The big area of concern is whether roadworks further afield, like this at the corner of Fettes Road and Harrower Road, will be completed in time. The situation is also bad near the airport.

Talking of the airport, when we were there last weekend (40 days to go on the countdown clock), we espied this large temporary prefabricated arrivals terminal which has been erected next to the permanent one. They are expecting something like four times the normal passenger traffic ahead of big games, especially the first-round match between England and Slovenia on June 23.

The new temporary arrivals terminal.

With the new temporary terminal in the distance, something of the 2010 World Cup spirit has been created with the installation of these posters at the main arrivals terminal. Inside the concourse we found a great curio shop selling Cup memorabilia.

It just shot up! This new hotel next to the airport is all but complete, a welcome new addition to the city's growing accommodation infrastructure.

This 45-metre tall flag pole has just been erected on the Donkin Reserve as part of its upgrade. Whether it will detract badly from the iconic 1820 Donkin Pyramid remains to be seen once the refurbishment of the area is completed. A lot of work is still to be done in just a month.

There is a flurry of activity on the site, which is far, far from ready.

Plenty work afoot. It was a Saturday when we visited, and workers were hard at it on the Donkin. The new flag pole can be seen on the left. The plan is to hoist a 12m by 8m national flag there at a ceremony towards the end of the month by when, presumably, work must be complete.

A disgrace. Across Whites Road from the Donkin Reserve is this eyesore. The historic Grand Hotel is a rundown mess, though the owners do say they intend restoring it to its former glory. The sooner the better.
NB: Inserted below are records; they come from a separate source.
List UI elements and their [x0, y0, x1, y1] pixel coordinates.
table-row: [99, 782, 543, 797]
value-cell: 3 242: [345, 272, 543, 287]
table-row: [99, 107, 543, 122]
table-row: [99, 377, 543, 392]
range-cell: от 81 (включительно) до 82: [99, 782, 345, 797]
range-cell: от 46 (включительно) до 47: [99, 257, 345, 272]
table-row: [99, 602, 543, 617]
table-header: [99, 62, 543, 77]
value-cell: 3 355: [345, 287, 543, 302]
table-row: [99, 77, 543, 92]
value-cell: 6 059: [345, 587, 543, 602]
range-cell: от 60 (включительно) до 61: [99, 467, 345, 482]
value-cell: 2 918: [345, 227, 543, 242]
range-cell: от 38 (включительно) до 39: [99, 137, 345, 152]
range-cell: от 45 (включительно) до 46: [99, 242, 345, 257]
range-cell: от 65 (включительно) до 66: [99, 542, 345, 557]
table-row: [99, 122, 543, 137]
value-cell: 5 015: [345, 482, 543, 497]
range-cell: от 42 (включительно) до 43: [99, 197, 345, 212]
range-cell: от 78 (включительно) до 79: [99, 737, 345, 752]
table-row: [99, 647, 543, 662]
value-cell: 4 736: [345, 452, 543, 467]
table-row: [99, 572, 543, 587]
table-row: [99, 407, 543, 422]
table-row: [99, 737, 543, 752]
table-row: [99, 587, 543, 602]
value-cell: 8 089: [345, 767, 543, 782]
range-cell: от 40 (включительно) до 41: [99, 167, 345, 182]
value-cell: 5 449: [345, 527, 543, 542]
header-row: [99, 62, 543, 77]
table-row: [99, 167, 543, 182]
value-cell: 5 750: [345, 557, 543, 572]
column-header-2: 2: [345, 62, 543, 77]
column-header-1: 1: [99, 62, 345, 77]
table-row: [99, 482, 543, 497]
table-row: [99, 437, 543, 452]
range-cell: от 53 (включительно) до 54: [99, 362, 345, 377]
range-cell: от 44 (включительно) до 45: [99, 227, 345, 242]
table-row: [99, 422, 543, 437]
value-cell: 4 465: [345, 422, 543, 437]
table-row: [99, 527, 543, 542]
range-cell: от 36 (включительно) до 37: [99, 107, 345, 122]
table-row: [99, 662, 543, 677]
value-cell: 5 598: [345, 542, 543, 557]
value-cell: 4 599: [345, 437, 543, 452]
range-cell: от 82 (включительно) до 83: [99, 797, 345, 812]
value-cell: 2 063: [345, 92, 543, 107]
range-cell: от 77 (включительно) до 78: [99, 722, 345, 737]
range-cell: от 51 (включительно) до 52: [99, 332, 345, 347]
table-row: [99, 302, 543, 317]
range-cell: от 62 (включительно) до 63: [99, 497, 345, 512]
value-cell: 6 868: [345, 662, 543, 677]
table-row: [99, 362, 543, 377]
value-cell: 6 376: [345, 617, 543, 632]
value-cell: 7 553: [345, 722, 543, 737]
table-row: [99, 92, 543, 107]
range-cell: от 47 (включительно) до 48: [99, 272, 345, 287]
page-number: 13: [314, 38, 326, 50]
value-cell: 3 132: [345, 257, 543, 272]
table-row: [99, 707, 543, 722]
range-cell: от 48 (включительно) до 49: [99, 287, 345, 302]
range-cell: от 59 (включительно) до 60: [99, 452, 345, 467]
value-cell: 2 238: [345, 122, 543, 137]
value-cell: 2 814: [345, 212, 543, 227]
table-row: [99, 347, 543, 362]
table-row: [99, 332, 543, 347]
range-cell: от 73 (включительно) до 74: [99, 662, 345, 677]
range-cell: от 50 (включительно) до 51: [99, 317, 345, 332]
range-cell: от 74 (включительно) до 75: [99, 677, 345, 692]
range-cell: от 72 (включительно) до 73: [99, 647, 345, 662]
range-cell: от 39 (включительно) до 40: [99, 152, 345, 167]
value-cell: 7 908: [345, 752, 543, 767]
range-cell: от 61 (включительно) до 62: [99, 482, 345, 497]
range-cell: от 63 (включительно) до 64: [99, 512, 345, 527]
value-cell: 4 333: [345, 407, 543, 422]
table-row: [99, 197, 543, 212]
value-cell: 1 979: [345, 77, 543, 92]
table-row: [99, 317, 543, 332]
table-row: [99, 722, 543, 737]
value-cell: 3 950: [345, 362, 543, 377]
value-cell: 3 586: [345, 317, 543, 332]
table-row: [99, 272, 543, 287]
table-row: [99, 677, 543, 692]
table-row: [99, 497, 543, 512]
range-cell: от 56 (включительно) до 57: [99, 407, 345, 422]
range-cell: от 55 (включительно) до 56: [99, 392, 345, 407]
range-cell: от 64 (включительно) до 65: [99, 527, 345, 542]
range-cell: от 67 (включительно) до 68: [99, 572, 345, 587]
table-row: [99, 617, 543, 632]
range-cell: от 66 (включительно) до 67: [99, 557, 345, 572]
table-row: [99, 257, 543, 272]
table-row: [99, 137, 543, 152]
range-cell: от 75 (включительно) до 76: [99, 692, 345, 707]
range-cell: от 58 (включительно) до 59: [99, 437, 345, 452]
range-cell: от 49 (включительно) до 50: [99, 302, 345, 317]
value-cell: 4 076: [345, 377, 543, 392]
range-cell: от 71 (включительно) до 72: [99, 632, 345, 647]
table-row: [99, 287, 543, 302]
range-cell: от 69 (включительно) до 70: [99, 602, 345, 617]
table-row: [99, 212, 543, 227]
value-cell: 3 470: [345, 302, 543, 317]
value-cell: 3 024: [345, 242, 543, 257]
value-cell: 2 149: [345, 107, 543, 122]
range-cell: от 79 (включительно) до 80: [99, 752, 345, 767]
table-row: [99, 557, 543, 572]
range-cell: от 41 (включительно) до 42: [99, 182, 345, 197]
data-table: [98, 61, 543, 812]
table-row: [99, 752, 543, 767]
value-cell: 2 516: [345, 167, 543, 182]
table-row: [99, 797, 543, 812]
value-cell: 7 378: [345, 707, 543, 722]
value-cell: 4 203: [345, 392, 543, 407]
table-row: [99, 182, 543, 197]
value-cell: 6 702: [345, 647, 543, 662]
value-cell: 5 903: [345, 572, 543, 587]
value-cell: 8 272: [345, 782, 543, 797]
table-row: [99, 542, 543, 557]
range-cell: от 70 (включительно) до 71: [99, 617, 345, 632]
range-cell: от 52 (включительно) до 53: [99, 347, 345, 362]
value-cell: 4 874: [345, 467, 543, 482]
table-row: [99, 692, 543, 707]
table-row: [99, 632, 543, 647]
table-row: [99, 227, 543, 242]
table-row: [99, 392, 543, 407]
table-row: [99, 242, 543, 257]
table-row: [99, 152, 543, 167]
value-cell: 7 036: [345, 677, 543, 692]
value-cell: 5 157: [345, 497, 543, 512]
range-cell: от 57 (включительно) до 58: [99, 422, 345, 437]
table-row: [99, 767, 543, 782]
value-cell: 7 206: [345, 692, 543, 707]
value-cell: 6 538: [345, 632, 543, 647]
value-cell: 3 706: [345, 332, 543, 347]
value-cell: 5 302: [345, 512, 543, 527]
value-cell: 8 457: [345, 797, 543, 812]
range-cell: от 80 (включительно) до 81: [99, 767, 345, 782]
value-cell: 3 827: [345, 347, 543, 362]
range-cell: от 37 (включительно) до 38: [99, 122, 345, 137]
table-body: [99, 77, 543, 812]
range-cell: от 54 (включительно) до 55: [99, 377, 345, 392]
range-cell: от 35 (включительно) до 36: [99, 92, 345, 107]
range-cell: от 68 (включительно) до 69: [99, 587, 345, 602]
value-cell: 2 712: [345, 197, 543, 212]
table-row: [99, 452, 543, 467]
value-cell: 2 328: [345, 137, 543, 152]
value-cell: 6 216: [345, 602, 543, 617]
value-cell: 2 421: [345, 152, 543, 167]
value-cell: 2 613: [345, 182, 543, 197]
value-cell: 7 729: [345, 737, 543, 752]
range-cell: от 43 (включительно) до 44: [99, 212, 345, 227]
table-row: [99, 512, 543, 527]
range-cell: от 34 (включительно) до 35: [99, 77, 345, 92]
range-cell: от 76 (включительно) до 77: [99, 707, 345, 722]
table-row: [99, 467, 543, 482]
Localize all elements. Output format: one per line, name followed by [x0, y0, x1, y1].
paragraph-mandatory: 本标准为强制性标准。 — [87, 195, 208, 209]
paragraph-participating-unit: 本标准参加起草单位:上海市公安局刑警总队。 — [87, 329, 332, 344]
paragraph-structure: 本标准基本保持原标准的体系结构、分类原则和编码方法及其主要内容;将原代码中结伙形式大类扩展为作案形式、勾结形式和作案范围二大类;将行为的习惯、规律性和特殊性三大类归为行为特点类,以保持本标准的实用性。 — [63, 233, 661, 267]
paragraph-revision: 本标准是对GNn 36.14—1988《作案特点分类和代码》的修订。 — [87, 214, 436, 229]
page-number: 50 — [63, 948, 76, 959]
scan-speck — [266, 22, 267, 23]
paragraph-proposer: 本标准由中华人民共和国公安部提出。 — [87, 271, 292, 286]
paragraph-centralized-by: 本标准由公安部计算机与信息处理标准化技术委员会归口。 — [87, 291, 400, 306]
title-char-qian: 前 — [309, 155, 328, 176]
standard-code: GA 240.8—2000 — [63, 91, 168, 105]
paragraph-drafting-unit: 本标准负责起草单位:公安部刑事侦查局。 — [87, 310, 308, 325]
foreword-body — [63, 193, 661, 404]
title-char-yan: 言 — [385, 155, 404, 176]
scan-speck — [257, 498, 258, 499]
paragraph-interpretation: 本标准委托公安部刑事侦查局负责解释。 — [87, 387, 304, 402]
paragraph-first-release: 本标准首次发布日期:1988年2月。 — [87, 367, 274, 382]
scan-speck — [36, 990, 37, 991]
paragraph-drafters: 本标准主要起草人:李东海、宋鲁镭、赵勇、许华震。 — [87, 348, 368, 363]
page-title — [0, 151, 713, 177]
Soccer City. This huge advert has been placed over part of Newspaper House in Baakens Street. A mock-up of the Johannesburg Sunday Times, the nation's biggest newspaper, it features a photograph of Soccer City, venue for the opening match and the final. The 19th century old Post Office building on the left is another disgrace, left by its owner to fall into ruin. While part of the roof is being repaired, this has been done at the loss of an ornate chimney and ventilation feature.

Work is under way at King's Beach where the unsightly old Smartie Train and paddling pool have been removed and the area is being grassed, which will provide a great place to kick a soccer ball around.

Historic features are part of what gives a city its character. Sadly, in recent years Port Elizabeth's council has been pretty rudderless in this regard, as key buildings fall into disrepair. This feature on the esplanade near Humewood Beach commemorates the Memorable Order of Tin Hats, or MOTHS, which like a lot of the esplanade is looking terribly shoddy.

Just a bit further up Beach Road, however, a new City Lodge hotel has shot up in the past few months, although it won't be ready by June 11 - but you never know ...

Nearly 20 years ago the Brooks Pavilion went up on a site which for generations was a caravan site with one of the best views in the country. It fell into disrepair, but is now being gutted and refurbished and will house restaurants again in the future.

This budding Ronaldo was spotted keeping a ball up on a tatty stretch of land next to the Shark Rock pier at Hobie Beach. The area was used for the Splash Fetival over Easter, but no attempt seems to have been made to get the grass growing again on all the bald patches. Just not good enough!

Bayworld, previously the Oceanarium, was once the pride of Port Elizabeth. The leaping dolphin sculpture on the right is a trifle redundant given that the last two dolphins were shipped across to Hong Kong several months back. The facility still does house other sea mammals rescued in Algoa Bay, as well as large fish tanks, a snake park and the Museum.

Port Elizabeth's Stonehenge. These monoliths rising from the sheltered Indian Ocean at Humewood Beach are not quite as old as their British counterparts and are in fact the remnants of a whaling station slipway.

Peaceful place. And this, dear blog followers, is an empty bench overlooking Humewood Beach (note the remains of the metal slipway, which is linked to the monoliths). After all the World Cup drama, this is a great stretch of coastline on which to enjoy the quiet of the seashore.